This project aims to provide a simple and lightweight dashboard to analyze the metadata of Cromwell workflows. It was only tested with GCP and AWS backends.
This project is based on Broad Institute gatk-sv script
- High-level statistics (task counts, duration, CPU hours)
- Descriptive statistics about tasks' duration
- Timeline of the entire workflow
- Compute resources used over time
Go to Cromwell server webpage and call /api/workflows/{version}/{id}/metadata
with the following inputs:
id: <workflow_id>
includeKey: id
includeKey: executionStatus
includeKey: backendStatus
includeKey: status
includeKey: callRoot
includeKey: subWorkflowMetadata
includeKey: subWorkflowId
expandSubWorkflows: true
Save the output as metadata.json
If you have cromshell installed, run:
cromshell -t100 metadata <workflow_id> > metadata.json
pip install --upgrade streamlit pandas plotly-express
In most cases there is no need to clone the repo.
streamlit run https://raw.githubusercontent.com/henriqueribeiro/cromwell_profiler/main/profiler.py
git clone https://github.com/henriqueribeiro/cromwell_profiler.git
streamlit run profiler.py
After launching the app, a new page will open on your browser. Just upload the metadata file and the plots will start appearing.
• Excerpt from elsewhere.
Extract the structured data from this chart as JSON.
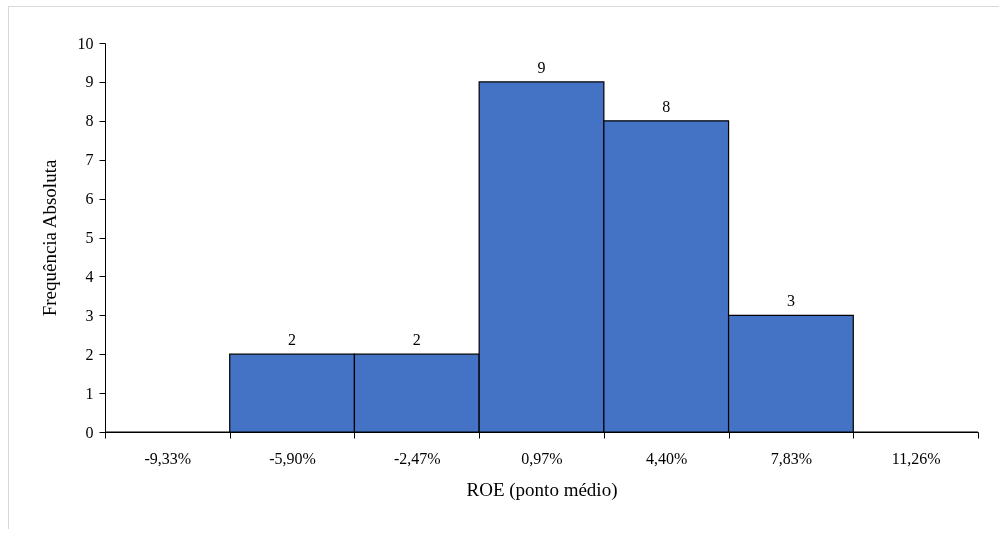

Streamlit sets a maximum file size for uploaded files. If your metadata file is bigger than 200MB do the following:
- Clone the repo
git clone https://github.com/henriqueribeiro/cromwell_profiler.git
- Increase the maximum file size allowed
cd cromwell_profiler
mkdir .streamlit
cat <<EOT >> .streamlit/config.toml
[server]
maxUploadSize=1024
EOT
In this example we are setting the maximum file size to 1024MB
- Re-launch the profiler
streamlit run profiler.py
Please feel free to open PRs with new features, plots, etc